Maknanya, keputusan Indonesia untuk menggeser pelaksanaan pilkada tetap di tahun ini memiliki rujukan. Namun tentu bukan hanya itu argumentasi utamanya. Argumentasi utama tentu saja soal menjaga kesinambungan demokrasi. Dalam sistem presidensial, termasuk pada pemerintahan lokal.
Secara konstitusi jabatan kepala daerah berlaku prinsip fix term alias telah ditetapkan masa jabatannya. Menunda pilkada bisa menimbulkan konflik politik yang kontraproduktif dalam situasi penanganan Covid-19.
Standar internasional untuk pemilu yang merujuk pada Deklarasi Universal HAM 1948 dan Kovenan Internasional 1966 tentang Hak Sipil dan Politik, maupun berbagai konvensi serta komitmen mengenai pemilu demokratis menyepakati salah satu standart pemilu demokratis adalah penyelenggaraan pemilu yang berkala.
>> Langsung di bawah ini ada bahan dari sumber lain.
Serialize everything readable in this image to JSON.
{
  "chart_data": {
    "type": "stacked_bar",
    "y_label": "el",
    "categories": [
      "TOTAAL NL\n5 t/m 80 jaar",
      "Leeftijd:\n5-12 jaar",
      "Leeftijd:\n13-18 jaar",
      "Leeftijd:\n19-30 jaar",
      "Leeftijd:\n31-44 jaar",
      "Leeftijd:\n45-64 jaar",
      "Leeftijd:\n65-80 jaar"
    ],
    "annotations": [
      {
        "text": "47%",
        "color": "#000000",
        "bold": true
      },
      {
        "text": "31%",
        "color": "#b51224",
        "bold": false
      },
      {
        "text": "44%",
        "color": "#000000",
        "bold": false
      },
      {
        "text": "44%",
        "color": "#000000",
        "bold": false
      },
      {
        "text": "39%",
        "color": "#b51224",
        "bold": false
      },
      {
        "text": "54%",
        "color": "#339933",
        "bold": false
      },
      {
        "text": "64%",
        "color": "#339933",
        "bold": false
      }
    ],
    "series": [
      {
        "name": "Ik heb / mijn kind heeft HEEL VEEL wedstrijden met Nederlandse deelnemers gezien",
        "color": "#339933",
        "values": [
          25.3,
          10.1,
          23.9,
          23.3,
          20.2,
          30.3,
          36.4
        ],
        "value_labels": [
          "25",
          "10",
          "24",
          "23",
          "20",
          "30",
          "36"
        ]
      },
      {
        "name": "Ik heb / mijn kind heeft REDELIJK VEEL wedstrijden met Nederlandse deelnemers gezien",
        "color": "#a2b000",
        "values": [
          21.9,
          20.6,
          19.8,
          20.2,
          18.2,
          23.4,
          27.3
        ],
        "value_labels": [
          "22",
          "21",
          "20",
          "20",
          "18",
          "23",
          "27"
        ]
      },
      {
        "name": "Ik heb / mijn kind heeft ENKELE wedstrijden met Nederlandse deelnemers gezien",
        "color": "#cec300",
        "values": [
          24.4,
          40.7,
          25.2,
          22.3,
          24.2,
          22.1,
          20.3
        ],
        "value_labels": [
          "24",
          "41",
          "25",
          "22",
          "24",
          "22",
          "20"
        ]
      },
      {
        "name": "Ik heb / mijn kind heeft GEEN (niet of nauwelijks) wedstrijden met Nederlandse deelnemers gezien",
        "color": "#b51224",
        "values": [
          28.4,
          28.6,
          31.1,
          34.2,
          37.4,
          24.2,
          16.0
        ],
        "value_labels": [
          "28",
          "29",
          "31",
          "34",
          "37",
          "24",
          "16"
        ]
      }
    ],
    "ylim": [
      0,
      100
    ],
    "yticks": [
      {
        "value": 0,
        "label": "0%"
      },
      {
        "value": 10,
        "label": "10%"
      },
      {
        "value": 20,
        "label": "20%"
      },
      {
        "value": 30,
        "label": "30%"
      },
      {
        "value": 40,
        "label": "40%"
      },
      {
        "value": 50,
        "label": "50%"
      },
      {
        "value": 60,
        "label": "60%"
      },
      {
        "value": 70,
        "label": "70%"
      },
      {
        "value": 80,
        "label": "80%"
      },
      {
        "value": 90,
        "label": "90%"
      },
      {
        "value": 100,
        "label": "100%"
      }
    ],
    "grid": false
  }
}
Bayangkan, potensi masalah politik dan hukumnya jika pilkada tidak digelar sesuai UU atau Perppu. Bila masa jabatan kepala daerah diperpanjang oleh pemerintah, oposisi atau penantang petahana akan menggugat karena hak konstitusionalnya untuk mencalonkan diri jadi terhambat.
Ketidakpastian hukum dan politik akan terjadi. Penundaan pemilu dengan alasan pandemi justru berpotensi mengebiri demokrasi. Implikasinya jelas, instabilitas politik di tengah pandemi jadi taruhan, kecurigaan, bahkan ketidakpercayaan pada pemerintah akan meningkat.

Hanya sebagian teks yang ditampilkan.